Room: Karl Dean Ballroom C
Purpose: Deep learning has demonstrated its tremendous power in organ segmentation. It uses a network to directly map an input image to an organ mask. However, success has been mainly achieved in organs with a relatively simple shape. When it comes to sigmoid colon segmentation, the method encounters difficulties. Due to complex 3d morphology, sigmoid can appear at different regions in a CT slice. The large inter-patient variation of shape and appearance poses further challenges. A human typically segments sigmoid in a slice-by-slice fashion. Contour in the slice is determined based on the information in the neighboring slices. Motivated by this fact, we develop an iterative deep-learning approach that mimics a human’s thought to segment sigmoid colon.

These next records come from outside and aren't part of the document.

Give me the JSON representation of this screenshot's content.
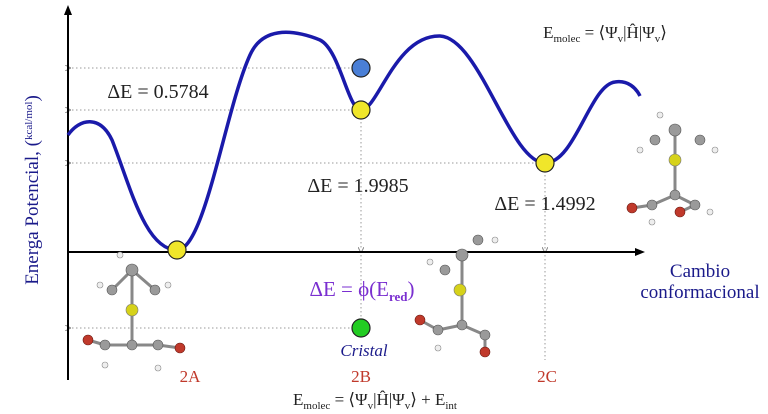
{
  "diagram": {
    "y_axis_label": [
      "Energa Potencial, (",
      "kcal",
      "mol",
      ")"
    ],
    "x_axis_label": [
      "Cambio",
      "conformacional"
    ],
    "equation_top": [
      "E",
      "molec",
      " = ⟨Ψ",
      "v",
      "|Ĥ|Ψ",
      "v",
      "⟩"
    ],
    "equation_bottom": [
      "E",
      "molec",
      " = ⟨Ψ",
      "v",
      "|Ĥ|Ψ",
      "v",
      "⟩ + E",
      "int"
    ],
    "delta_labels": [
      "ΔE = 0.5784",
      "ΔE = 1.9985",
      "ΔE = 1.4992"
    ],
    "delta_reduced": [
      "ΔE = ϕ(E",
      "red",
      ")"
    ],
    "crystal_label": "Cristal",
    "conformers": [
      "2A",
      "2B",
      "2C"
    ]
  }
}
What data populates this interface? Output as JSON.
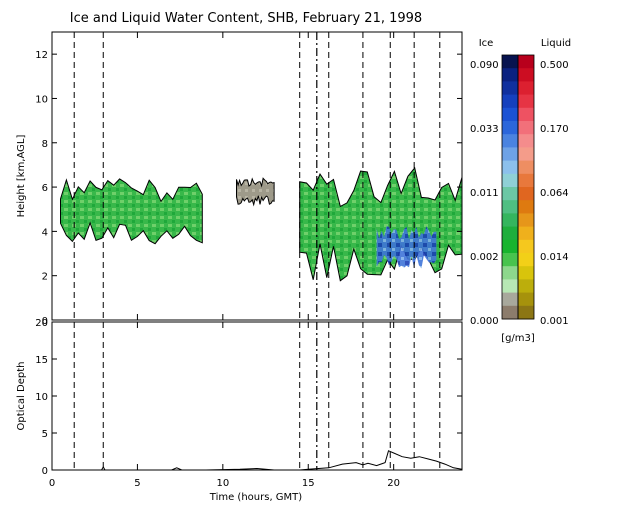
{
  "chart_data": [
    {
      "type": "heatmap",
      "title": "Ice and Liquid Water Content, SHB, February 21, 1998",
      "xlabel": "",
      "ylabel": "Height [km,AGL]",
      "xlim": [
        0,
        24
      ],
      "ylim": [
        0,
        13
      ],
      "xticks": [
        0,
        5,
        10,
        15,
        20
      ],
      "yticks": [
        "0",
        "2",
        "4",
        "6",
        "8",
        "10",
        "12"
      ],
      "dashed_markers_hours": [
        1.3,
        3.0,
        14.5,
        16.2,
        18.2,
        19.8,
        21.2,
        22.7
      ],
      "dash_dot_marker_hours": [
        15.5
      ],
      "cloud_layers": [
        {
          "t_start": 0.5,
          "t_end": 8.8,
          "base_km": 3.4,
          "top_km": 6.4,
          "phase": "mixed"
        },
        {
          "t_start": 10.8,
          "t_end": 13.0,
          "base_km": 5.2,
          "top_km": 6.4,
          "phase": "ice"
        },
        {
          "t_start": 14.5,
          "t_end": 24.0,
          "base_km": 1.7,
          "top_km": 6.9,
          "phase": "mixed"
        }
      ],
      "colorbars": {
        "ice": {
          "label": "Ice",
          "ticks": [
            "0.090",
            "0.033",
            "0.011",
            "0.002",
            "0.000"
          ],
          "colors": [
            "#07134f",
            "#0a2180",
            "#10309e",
            "#1540bd",
            "#1b52d4",
            "#2b66db",
            "#4a83e0",
            "#6ea2e6",
            "#8cc0ec",
            "#8fd0d6",
            "#6cc7a5",
            "#4fbf82",
            "#35b55e",
            "#1fae3d",
            "#18b42e",
            "#48c34e",
            "#8dd78c",
            "#b7e7b4",
            "#a8a89c",
            "#8c7c6c"
          ]
        },
        "liquid": {
          "label": "Liquid",
          "ticks": [
            "0.500",
            "0.170",
            "0.064",
            "0.014",
            "0.001"
          ],
          "colors": [
            "#b8001c",
            "#cc0d22",
            "#dc2030",
            "#e63444",
            "#ee5262",
            "#f2707a",
            "#f48c8c",
            "#f49c8a",
            "#ee8e62",
            "#e8783c",
            "#e06620",
            "#de7a10",
            "#e6961a",
            "#efb01c",
            "#f5c81e",
            "#f2d018",
            "#d8c40c",
            "#bcae0c",
            "#a6920c",
            "#8c7614"
          ]
        },
        "units": "[g/m3]"
      }
    },
    {
      "type": "line",
      "title": "",
      "xlabel": "Time (hours, GMT)",
      "ylabel": "Optical Depth",
      "xlim": [
        0,
        24
      ],
      "ylim": [
        0,
        20
      ],
      "xticks": [
        "0",
        "5",
        "10",
        "15",
        "20"
      ],
      "yticks": [
        "0",
        "5",
        "10",
        "15",
        "20"
      ],
      "series": [
        {
          "x": [
            0,
            2,
            2.9,
            3.0,
            3.1,
            5,
            7,
            7.3,
            7.6,
            9,
            11,
            12,
            13,
            14.5,
            15,
            16.2,
            17,
            17.8,
            18.2,
            18.5,
            19,
            19.5,
            19.7,
            20,
            20.5,
            21,
            21.5,
            22,
            22.5,
            23,
            23.5,
            24
          ],
          "y": [
            0,
            0,
            0,
            0.4,
            0,
            0,
            0,
            0.3,
            0,
            0,
            0.1,
            0.2,
            0,
            0,
            0.1,
            0.3,
            0.8,
            1.0,
            0.7,
            0.9,
            0.6,
            1.0,
            2.6,
            2.3,
            1.8,
            1.6,
            1.8,
            1.5,
            1.2,
            0.8,
            0.3,
            0.1
          ]
        }
      ],
      "dashed_markers_hours": [
        1.3,
        3.0,
        14.5,
        16.2,
        18.2,
        19.8,
        21.2,
        22.7
      ],
      "dash_dot_marker_hours": [
        15.5
      ]
    }
  ]
}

Methods: The main idea of our approach is to develop a network that takes a CT slice, sigmoid contour on this slice, and the neighboring CT slice as input and predict sigmoid contour on the neighboring CT slice. We employed a U-net structure trained with data from six patient cases. To prevent over-fitting in train session, we made 72500 training data sets via data augmentation through image translation, rotation, and scaling. After the network was trained, we tested it in two patient cases that were not included in training. We started the segmentation with an initial sigmoid contour drawn at a CT slice separating rectum and sigmoid. We then sequentially loop through CT slices inferior-to-superior direction and then superior-to-inferior direction with multiple rounds. This looping captures the entire sigmoid despite its complex morphology.
Results: In the train stage, dice similarity coefficient (DSC) was >0.94 after 30 epochs. In the test data, the sigmoid was successfully segmented with DSC of 0.86.
Conclusion: We developed a novel iterative deep learning approach to enable accurate segmentation of sigmoid colon with a complex morphology.